I also began scrapbooking our September trip to Vancouver Island. I’ve only had the scrapbook desk set up since January, so don’t look at me that way. The hard part, apparently, is STARTING. I’m pleased with the eight or ten pages I’ve gotten done thus far.
Sunday after church Jim decided we needed to buy The Incredibles. So we watched it Sunday afternoon, went to his sister and brother-in-law’s for supper and watched it again at their place with their two teen boys. It gave me some time to analyze the storyline (grin) and learn. If you’ve watched the movie, I’d be interested in your input. If you haven’t, you may want to skip the rest of this post. Either you WANT to see it, and this will contain spoilers, or you DON’T want to, in which case you’ll be bored silly.
Jean commented a few days ago that having trouble spotting subplots might be a good thing, meaning that they’re so well interwoven into the main story line that they don’t stand out. I have suspected all along, though, that it might require a different colored pair of glasses to see subplots. So I had a *duuh* moment (hour) with The Incredibles. So many subplots! The resolving of Bob and Helen’s marriage problems is a subplot. Ditto Violet’s shyness (characterized both by her relationship with Tony and by her hair, both resolved). Ditto Dash’s learning the appropriate use of his powers (from a kid who puts tacks on his teacher’s chair to a kid who figures out how to come in second in a race). Ditto Jack-Jack’s having no special powers to figuring out what his are. Ditto Edna’s search for the perfect material for super-suits, which includes the tiny subplot regarding why you should not have a cape on a super-suit. Ditto Mirage’s recognition of Buddy’s evilness and decision to help the Incredibles escape. Even the babysitter had her own subplot, from calm, cool and collected to frazzled beyond belief with Jack-Jack, to willingly giving the baby to the first person to walk in the door. Maybe the littlest subplot had to do with the neighbor kid on the tricycle, who kept sitting in their driveway to see what amazing thing would happen next. There are literally dozens of subplots woven together to create this super incredible movie. Could the movie have been done without all of these subplots? Certainly. Any one, two, or three of them could have been eliminated. The kid on the trike, for instance, adds NOTHING to the main story (except a little wow factor). But you couldn’t have eliminated very many before the story would have begun to unravel. It would certainly have been a much less rich experience.

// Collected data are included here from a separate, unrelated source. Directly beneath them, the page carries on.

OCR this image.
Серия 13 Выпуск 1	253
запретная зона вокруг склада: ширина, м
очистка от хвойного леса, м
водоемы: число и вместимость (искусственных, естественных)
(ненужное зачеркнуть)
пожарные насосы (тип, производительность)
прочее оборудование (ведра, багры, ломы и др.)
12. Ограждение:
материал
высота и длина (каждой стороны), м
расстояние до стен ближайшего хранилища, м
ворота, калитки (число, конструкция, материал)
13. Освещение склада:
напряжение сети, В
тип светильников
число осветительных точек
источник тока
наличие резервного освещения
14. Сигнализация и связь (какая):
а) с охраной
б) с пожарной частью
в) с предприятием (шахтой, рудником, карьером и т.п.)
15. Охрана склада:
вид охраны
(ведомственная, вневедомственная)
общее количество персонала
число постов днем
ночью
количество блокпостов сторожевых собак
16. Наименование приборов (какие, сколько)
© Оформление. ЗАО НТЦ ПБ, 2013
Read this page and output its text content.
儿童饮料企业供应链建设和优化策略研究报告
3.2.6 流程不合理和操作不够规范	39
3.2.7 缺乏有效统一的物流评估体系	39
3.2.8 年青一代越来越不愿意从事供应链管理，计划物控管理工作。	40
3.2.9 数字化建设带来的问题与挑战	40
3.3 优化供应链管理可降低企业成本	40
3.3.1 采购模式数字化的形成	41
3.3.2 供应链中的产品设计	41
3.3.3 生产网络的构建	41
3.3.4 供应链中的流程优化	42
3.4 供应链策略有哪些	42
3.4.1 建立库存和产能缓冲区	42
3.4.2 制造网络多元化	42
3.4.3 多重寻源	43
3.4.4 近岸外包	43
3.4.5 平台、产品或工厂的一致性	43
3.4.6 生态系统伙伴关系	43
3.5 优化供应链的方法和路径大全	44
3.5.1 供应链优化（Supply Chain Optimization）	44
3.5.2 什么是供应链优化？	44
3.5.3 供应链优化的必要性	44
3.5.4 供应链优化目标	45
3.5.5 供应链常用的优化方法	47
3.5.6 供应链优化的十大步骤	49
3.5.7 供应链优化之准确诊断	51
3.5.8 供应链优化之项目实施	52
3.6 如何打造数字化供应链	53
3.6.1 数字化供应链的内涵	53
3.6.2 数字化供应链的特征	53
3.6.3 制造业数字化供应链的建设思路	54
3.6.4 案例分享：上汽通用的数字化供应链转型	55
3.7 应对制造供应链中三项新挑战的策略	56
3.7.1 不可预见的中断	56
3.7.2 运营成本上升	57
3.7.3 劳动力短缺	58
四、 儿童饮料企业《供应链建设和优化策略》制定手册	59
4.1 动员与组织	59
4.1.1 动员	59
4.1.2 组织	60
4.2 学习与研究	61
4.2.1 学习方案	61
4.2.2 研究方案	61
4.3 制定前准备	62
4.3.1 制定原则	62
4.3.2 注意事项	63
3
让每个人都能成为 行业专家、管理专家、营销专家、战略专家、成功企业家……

And without Violet’s and Dash’s subplots, how could this family have learned to work together (the main theme, I think), instead of Bob (Mr. Incredible) continuing to work alone? Many of the subs were necessary to the eventual outcome, but were still not, in and of themselves, the main plot.
For those of you who have wondered about my inability to understand subplots, I think you can relax now. I finally had on the right pair of glasses (incredible ones) to see the underworkings of the plot. Does that mean that the weaving wasn’t tight enough? I don’t think so. I think I was finally able to SEE, and it all fell into place. Hopefully it will prove to be like learning to ride a bicycle; once you know, you never forget how.
The dvd *extras*, such as the alternate opening scene were also fascinating from a writer’s point of view (yes, we also watched THOSE twice). The director knew the story he wanted to tell, but played with different ways to get to it. What would set up the action in the best way? Also good lessons in how to eliminate unnecessary characters. And I haven’t even touched the pacing of the story line, the lulls, the build-ups, the climax, the heroes thinking they’ve won and then finding the villain has the baby… So much more meat for study. Believe it or not, I could watch it again…
I feel like I spent hours yesterday in a writer’s workshop! Good stuff. I recommend the movie, in case you haven’t figured that out.